There are some things in Ross Douthat’s latest column that I at least partially agree with, which is rarity for me. I’m pleased that he so readily acknowledges that the center-left has no contemporary partner or even potential partner on the center-right due to the Republicans’ complete abandonment of the centrism as both a matter of preference and strategy. I think he’s mostly correct when he says that the Democrats’ lurch to the left on cultural issues has left a lot of potential votes on the cutting room floor. He’s making a fairly unassailable point when he argues that “if the center-left abdicates, [Brad] DeLong-style, on economic policy, the Democratic Party as a whole will have moved to the left on every front.”

When Douthat mentions Brad DeLong, he’s referring to this recent statement made on Twitter where DeLong basically passed the economic policy baton to the progressive left:

On the center … those like me in what used to proudly call itself the Rubin Wing of the Democratic Party — so-called after former Treasury Secretary Bob Rubin, and consisting of those of us hoping to use market means to social democratic ends in bipartisan coalition with Republicans seeking technocratic win-wins — have passed the baton to our left. Over the past 25 years, we failed to attract Republican coalition partners, we failed to energize our own base, and we failed to produce enough large-scale obvious policy wins to cement the center into a durable governing coalition. We blame cynical Republican politicians. We blame corrupt and craven media bosses and princelings. We are right to blame them, but shared responsibility is not diminished responsibility. And so the baton rightly passes to our colleagues on our left. We are still here, but it is not our time to lead.

I also have sympathy for what Douthat says here about the Democrats abandoning the cultural center:

Because the country as a whole has also shifted left since 2000, that kind of writing-off will not prevent the Democrats from winning elections; it probably won’t prevent them from beating Donald Trump. But it will stand in the way of any dramatic left-of-center consolidation, any kind of more-than-temporary Democratic governance.

I’ve made many of these same points in recent years, although I come to them from a completely different perspective.

More than my point of agreement, however, I want to focus on where I do not agree. I don’t think the Democratic Party has drifted away from centrism for ideological reasons or even for any kind of concerted or wholly conscious reason.  The party just hasn’t held that many vulnerable seats in recent years because they were decimated in the 2010 and 2014 midterms. The Republicans just experienced the same thing in 2018.  Centrism isn’t something people come to naturally–it’s more of a survival mechanism. It works fairly well when both parties have a lot of vulnerable members. When neither party has a lot of vulnerable members, it doesn’t work it at all.

The problem for centrism in contemporary America is that the two parties are too ideologically distinct and internally coherent for there to be any meaningful cross-pollination of ideas or common agendas.  We can barely keep the government open.

In the 2018 midterms, a lot of vulnerable Democrats were elected, which might create an opening for a normal Republican administration. The problem is that Trump burns bridges faster than anyone can build them, and he has salted the fields.  He isn’t even trying to drive a wedge into the Democratic caucus, so it’s hard to see how any Democrats could even consider working with him.

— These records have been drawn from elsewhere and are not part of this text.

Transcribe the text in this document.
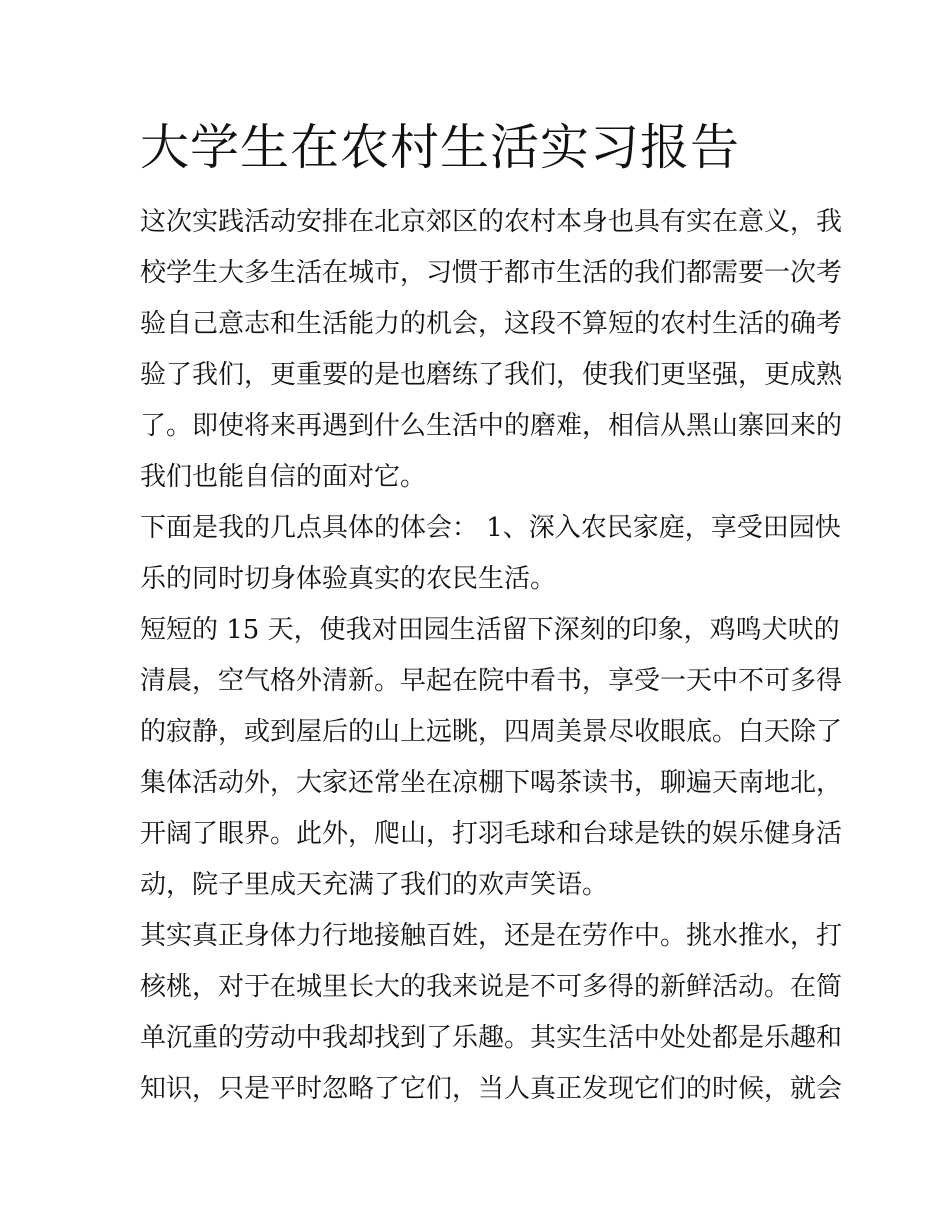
大学生在农村生活实习报告
这次实践活动安排在北京郊区的农村本身也具有实在意义，我
校学生大多生活在城市，习惯于都市生活的我们都需要一次考
验自己意志和生活能力的机会，这段不算短的农村生活的确考
验了我们，更重要的是也磨练了我们，使我们更坚强，更成熟
了。即使将来再遇到什么生活中的磨难，相信从黑山寨回来的
我们也能自信的面对它。
下面是我的几点具体的体会： 1、深入农民家庭，享受田园快
乐的同时切身体验真实的农民生活。
短短的 15 天，使我对田园生活留下深刻的印象，鸡鸣犬吠的
清晨，空气格外清新。早起在院中看书，享受一天中不可多得
的寂静，或到屋后的山上远眺，四周美景尽收眼底。白天除了
集体活动外，大家还常坐在凉棚下喝茶读书，聊遍天南地北，
开阔了眼界。此外，爬山，打羽毛球和台球是铁的娱乐健身活
动，院子里成天充满了我们的欢声笑语。
其实真正身体力行地接触百姓，还是在劳作中。挑水推水，打
核桃，对于在城里长大的我来说是不可多得的新鲜活动。在简
单沉重的劳动中我却找到了乐趣。其实生活中处处都是乐趣和
知识，只是平时忽略了它们，当人真正发现它们的时候，就会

The Democratic Party has an opening to claim more of the center. We can already identify small blocs of Republicans in both the House and the Senate who are voting with the Democrats now on a semi-regular basis.  They could focus on expanding the universe of vulnerable Republican seats, but they don’t seem inclined to make that a priority right now.  The Democrats are also being pulled by their base, and the base seems convinced that more can get done with smaller majorities so long as those majorities are more passionate and committed. I’ve never found this to be true, and never more so than now when the opposition in implacable and unmovable.

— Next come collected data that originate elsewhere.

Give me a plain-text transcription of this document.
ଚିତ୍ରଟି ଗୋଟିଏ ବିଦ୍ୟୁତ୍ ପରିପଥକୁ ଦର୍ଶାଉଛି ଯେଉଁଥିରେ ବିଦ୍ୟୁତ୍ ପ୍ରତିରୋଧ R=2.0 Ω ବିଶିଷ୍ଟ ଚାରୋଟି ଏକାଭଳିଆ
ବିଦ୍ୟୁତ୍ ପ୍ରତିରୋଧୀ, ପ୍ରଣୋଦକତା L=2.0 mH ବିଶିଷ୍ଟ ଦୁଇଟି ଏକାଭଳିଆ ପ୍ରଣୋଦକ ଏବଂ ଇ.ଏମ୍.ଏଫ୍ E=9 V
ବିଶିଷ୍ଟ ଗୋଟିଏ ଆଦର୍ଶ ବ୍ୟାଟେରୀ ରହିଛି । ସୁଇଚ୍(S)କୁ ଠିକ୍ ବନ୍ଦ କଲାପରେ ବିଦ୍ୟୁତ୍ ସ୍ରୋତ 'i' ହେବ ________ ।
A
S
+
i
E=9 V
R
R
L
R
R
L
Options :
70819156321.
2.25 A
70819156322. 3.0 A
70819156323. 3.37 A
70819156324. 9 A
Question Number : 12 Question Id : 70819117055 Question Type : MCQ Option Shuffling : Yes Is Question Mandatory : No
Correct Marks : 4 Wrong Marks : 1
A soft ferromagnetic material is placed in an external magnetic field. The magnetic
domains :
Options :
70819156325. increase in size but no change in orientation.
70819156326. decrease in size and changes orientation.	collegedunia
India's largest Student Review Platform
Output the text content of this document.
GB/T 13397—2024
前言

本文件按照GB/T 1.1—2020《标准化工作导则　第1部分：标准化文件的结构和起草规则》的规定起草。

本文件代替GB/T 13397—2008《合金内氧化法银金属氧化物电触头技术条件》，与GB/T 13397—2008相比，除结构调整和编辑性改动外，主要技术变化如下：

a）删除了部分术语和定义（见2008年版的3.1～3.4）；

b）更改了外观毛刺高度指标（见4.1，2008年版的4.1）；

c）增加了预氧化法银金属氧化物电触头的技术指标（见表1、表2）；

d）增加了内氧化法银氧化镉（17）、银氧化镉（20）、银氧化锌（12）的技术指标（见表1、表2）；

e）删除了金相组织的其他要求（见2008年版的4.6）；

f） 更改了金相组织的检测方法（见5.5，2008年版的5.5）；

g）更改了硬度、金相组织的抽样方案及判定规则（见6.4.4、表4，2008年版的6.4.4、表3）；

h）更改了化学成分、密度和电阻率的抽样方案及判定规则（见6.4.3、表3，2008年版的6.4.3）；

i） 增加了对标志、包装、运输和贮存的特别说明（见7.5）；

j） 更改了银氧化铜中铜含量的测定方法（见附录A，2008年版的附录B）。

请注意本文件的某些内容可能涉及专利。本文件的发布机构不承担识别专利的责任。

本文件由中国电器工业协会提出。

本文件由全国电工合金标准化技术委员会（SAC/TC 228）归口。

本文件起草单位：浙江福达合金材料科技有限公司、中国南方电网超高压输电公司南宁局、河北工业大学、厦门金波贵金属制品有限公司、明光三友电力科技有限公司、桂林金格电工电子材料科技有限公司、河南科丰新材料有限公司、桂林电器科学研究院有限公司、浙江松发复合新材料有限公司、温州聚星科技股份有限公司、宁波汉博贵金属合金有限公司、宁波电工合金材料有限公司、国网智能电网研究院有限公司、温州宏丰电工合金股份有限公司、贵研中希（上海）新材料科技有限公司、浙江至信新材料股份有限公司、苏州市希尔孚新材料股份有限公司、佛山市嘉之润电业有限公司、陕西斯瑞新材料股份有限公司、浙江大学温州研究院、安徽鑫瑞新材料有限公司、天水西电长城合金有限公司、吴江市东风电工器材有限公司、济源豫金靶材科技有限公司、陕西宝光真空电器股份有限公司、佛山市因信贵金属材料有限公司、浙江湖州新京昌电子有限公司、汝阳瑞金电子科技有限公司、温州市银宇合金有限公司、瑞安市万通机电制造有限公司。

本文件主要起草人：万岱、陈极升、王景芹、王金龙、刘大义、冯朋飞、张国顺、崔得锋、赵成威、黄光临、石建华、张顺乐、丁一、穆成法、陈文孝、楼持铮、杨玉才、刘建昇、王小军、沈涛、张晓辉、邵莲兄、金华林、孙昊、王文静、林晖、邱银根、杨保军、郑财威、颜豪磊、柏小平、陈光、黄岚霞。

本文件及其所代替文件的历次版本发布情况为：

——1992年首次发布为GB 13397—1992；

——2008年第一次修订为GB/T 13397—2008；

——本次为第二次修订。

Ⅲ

The truth is, I don’t find centrism very appealing but I do acknowledge that our form of government doesn’t really function without it.  But I don’t worry too much about ideology because I realize that everything comes down to raw numbers and raw power. A bigger Democratic caucus will have more endangered members which means that it will be more moderate. Nonetheless, a bigger Democratic caucus will accomplish more than a smaller one due to the way our legislative system works.  What seem broken is that even endangered Republicans don’t deviate very often or very far from the party line, and there are no more progressive Republicans. They’ve abandoned environmentalism. There are no pro-labor Republicans. There are no pro-choice Republicans.  So, the old push and pull between the two parties is no longer creating a center where people can come together to hammer out compromises.

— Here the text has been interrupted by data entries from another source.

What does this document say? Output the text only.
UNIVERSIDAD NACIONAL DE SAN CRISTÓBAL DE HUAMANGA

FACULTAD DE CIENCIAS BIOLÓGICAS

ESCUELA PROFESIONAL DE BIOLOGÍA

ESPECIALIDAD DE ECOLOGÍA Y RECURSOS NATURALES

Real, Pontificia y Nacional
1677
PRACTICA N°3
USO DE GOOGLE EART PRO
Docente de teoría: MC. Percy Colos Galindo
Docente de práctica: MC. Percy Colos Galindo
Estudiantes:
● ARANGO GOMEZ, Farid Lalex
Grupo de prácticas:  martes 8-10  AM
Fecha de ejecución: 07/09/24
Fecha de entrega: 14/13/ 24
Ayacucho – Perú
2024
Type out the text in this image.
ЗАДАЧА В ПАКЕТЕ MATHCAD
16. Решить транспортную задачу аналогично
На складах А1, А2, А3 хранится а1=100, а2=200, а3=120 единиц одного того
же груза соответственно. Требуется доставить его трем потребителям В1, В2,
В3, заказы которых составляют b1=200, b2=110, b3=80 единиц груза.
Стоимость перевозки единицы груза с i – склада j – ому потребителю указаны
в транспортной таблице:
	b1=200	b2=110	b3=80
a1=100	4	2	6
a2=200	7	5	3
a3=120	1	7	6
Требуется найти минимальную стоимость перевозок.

That leaves the left with no choice but to pursue a go-it-alone strategy, no matter how impractical or unrealistic that may be.  Compromise that is not rewarded has no point.  Yet, the Democrats now seem unfettered to some basic realities and limitations inherent in the American system and culture. They still need the same number of votes in Congress, but the only way to get them now is from their own side.  That argues against ideological self-policing and in favor of heterodoxy.  I say this not because I want heterodoxy for its own sake. I generally agree with progressive goals and objectives, and I’m easily irritated by Democrats who pander to the right.  I say this because Douthat is correct that the way the Democrats are thinking about things will “stand in the way of any dramatic left-of-center consolidation, any kind of more-than-temporary Democratic governance.”

I wish it were not so, but that’s how I see things.